The roots of the plant snake out under the body, as some to cling to its home while others are for capturing prey. The clinging roots are thick and also help absorb moisture from the air while the hunting roots are thin, flexible, and can extend over six feet down below the main body. The hunting roots are somewhat serrated to help pierce the skin of its prey. Stranglers can grow over a dozen of them.
Uses and Abilities
Gardeners have been known to keep smaller breeds of Stranglers in specialized pots that let the roots and tendrils hang down. These breeds are only several inches to a foot wide at most, while their roots stretch between three and four feet long. Stranglers are often kept as a curiosity or to catch small pests in one's home. The plant can detect nearby objects and waits for suitable prey to come close enough to be ensnared. The roots will shoot forth in a twisting motion, tightening its grip to strangle the animal and pierce its skin so that they can later absorb the nutrients from its decomposing carcass. Stranglers only need to feed on animals once a month, so owners wanting to catch multiple pests usually remove the animal from the plant's tight grasp to put it back into hunting mode, as well as to get rid of an unwanted decaying mess.

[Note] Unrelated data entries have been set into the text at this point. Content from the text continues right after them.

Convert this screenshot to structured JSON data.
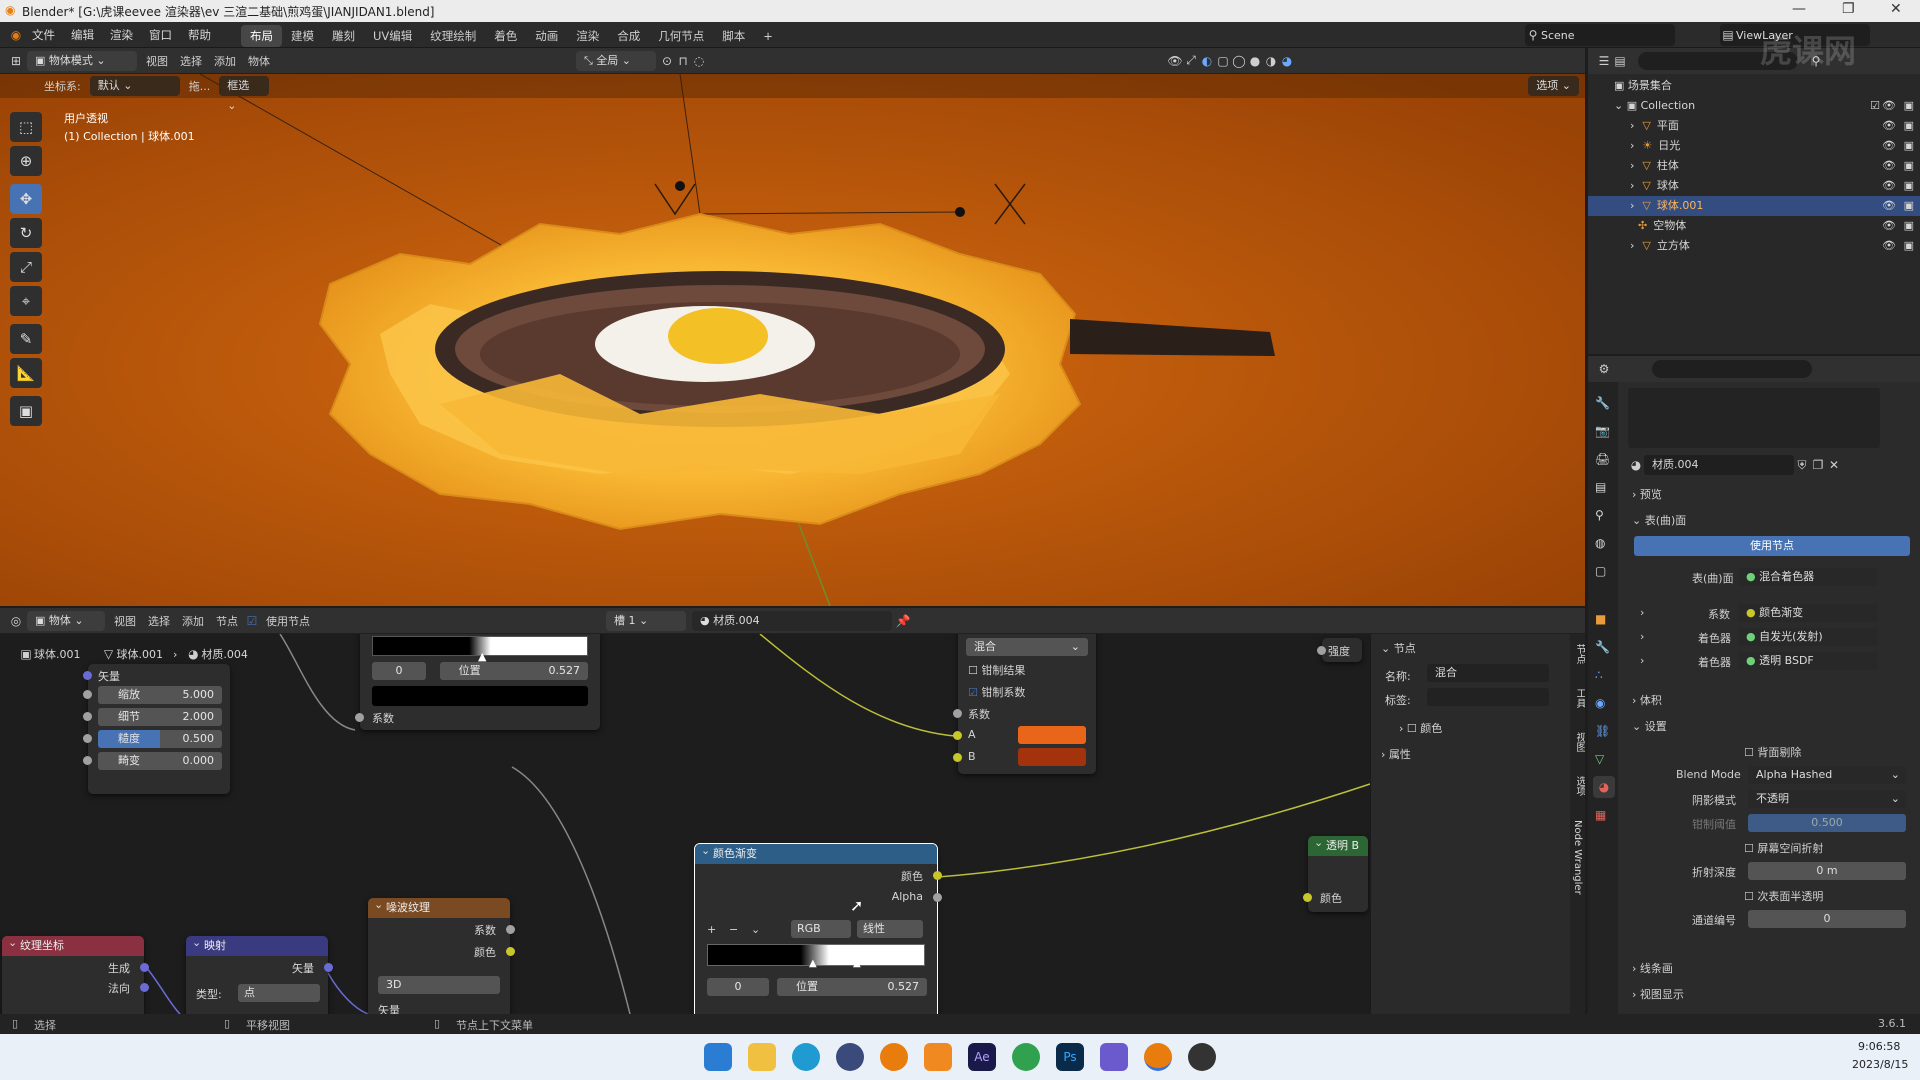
{
  "titlebar": {
    "title": "Blender* [G:\\虎课eevee 渲染器\\ev 三渲二基础\\煎鸡蛋\\JIANJIDAN1.blend]"
  },
  "menu": {
    "items": [
      "文件",
      "编辑",
      "渲染",
      "窗口",
      "帮助"
    ]
  },
  "workspaces": [
    "布局",
    "建模",
    "雕刻",
    "UV编辑",
    "纹理绘制",
    "着色",
    "动画",
    "渲染",
    "合成",
    "几何节点",
    "脚本"
  ],
  "active_workspace": "布局",
  "scene": {
    "scene_name": "Scene",
    "view_layer": "ViewLayer"
  },
  "viewport_header": {
    "mode": "物体模式",
    "menus": [
      "视图",
      "选择",
      "添加",
      "物体"
    ],
    "transform": "全局",
    "coord_label": "坐标系:",
    "coord_value": "默认",
    "drag_label": "拖...",
    "select_value": "框选",
    "options": "选项"
  },
  "viewport": {
    "view_name": "用户透视",
    "collection_text": "(1) Collection | 球体.001"
  },
  "outliner": {
    "root": "场景集合",
    "collection": "Collection",
    "items": [
      {
        "name": "平面",
        "selected": false
      },
      {
        "name": "日光",
        "selected": false
      },
      {
        "name": "柱体",
        "selected": false
      },
      {
        "name": "球体",
        "selected": false
      },
      {
        "name": "球体.001",
        "selected": true
      },
      {
        "name": "空物体",
        "selected": false
      },
      {
        "name": "立方体",
        "selected": false
      }
    ]
  },
  "node_header": {
    "object_mode": "物体",
    "menus": [
      "视图",
      "选择",
      "添加",
      "节点"
    ],
    "use_nodes_label": "使用节点",
    "slot": "槽 1",
    "material": "材质.004"
  },
  "breadcrumb": {
    "object": "球体.001",
    "mesh": "球体.001",
    "material": "材质.004"
  },
  "nodes": {
    "mapping_partial": {
      "vector_label": "矢量",
      "fields": [
        {
          "label": "缩放",
          "value": "5.000"
        },
        {
          "label": "细节",
          "value": "2.000"
        },
        {
          "label": "糙度",
          "value": "0.500"
        },
        {
          "label": "畸变",
          "value": "0.000"
        }
      ]
    },
    "ramp_top": {
      "stop_index": "0",
      "pos_label": "位置",
      "pos_value": "0.527",
      "factor_label": "系数"
    },
    "mix": {
      "blend": "混合",
      "clamp_result": "钳制结果",
      "clamp_factor": "钳制系数",
      "factor": "系数",
      "a": "A",
      "b": "B",
      "a_color": "#e8651a",
      "b_color": "#a3330c"
    },
    "color_ramp": {
      "title": "颜色渐变",
      "out_color": "颜色",
      "out_alpha": "Alpha",
      "mode": "RGB",
      "interp": "线性",
      "stop_index": "0",
      "pos_label": "位置",
      "pos_value": "0.527"
    },
    "noise": {
      "title": "噪波纹理",
      "out_fac": "系数",
      "out_color": "颜色",
      "dim": "3D",
      "in_vector": "矢量"
    },
    "texcoord": {
      "title": "纹理坐标",
      "out_gen": "生成",
      "out_normal": "法向"
    },
    "mapping": {
      "title": "映射",
      "out_vector": "矢量",
      "type_label": "类型:",
      "type_value": "点"
    },
    "transparent": {
      "title": "透明 B",
      "out_color": "颜色"
    },
    "strength_label": "强度"
  },
  "node_sidebar": {
    "section": "节点",
    "name_label": "名称:",
    "name_value": "混合",
    "label_label": "标签:",
    "color_label": "颜色",
    "props_label": "属性",
    "tabs": [
      "节点",
      "工具",
      "视图",
      "选项",
      "Node Wrangler"
    ]
  },
  "properties": {
    "material": "材质.004",
    "preview": "预览",
    "surface": "表(曲)面",
    "use_nodes": "使用节点",
    "surface_label": "表(曲)面",
    "surface_value": "混合着色器",
    "rows": [
      {
        "label": "系数",
        "value": "颜色渐变"
      },
      {
        "label": "着色器",
        "value": "自发光(发射)"
      },
      {
        "label": "着色器",
        "value": "透明 BSDF"
      }
    ],
    "volume": "体积",
    "settings": "设置",
    "backface": "背面剔除",
    "blend_mode_label": "Blend Mode",
    "blend_mode_value": "Alpha Hashed",
    "shadow_label": "阴影模式",
    "shadow_value": "不透明",
    "clip_label": "钳制阈值",
    "clip_value": "0.500",
    "ssr": "屏幕空间折射",
    "refr_label": "折射深度",
    "refr_value": "0 m",
    "sss": "次表面半透明",
    "pass_label": "通道编号",
    "pass_value": "0",
    "lineart": "线条画",
    "viewport_display": "视图显示"
  },
  "statusbar": {
    "select": "选择",
    "pan": "平移视图",
    "context": "节点上下文菜单",
    "version": "3.6.1"
  },
  "taskbar": {
    "time": "9:06:58",
    "date": "2023/8/15"
  },
  "watermark": "虎课网"
}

Stranglers may also be used as an improvement to air fragrance. A Strangler emits a strong scent from its flower bulb to attract pollinating insects and animal prey. This scent is described as similar to jasmine or milk tea and is quite noticeable up to thirty feet away from the plant. It fades after several months as the flower wilts but returns once the plant blooms again.
- Individual Stranglers are known to possess different personalities. Some Stranglers are picky eaters that prefer certain animals while ignoring others. Others will attempt to catch anything, even if it's too big to ensnare.
- A dormant Strangler is a happy Strangler; unless they are capturing prey, movement is usually a sign that something is wrong, whether they are threatened or otherwise feel uncomfortable. Some Stranglers might flail in warning if approached by something they think is a threat. They are capable of recognizing and seem to be aware that they have caretakers so the plants will often act more favorably towards them, being less likely to attack if approached by one.
- Yanar have given Stranglers the rather tongue-in-cheek nickname of Angry Sweetie, or simply “Sweetie.”
- Stranglers and felines are not particularly fond of each other and will often fight when kept together.
- There are also unconfirmed tales of Stranglers killing people.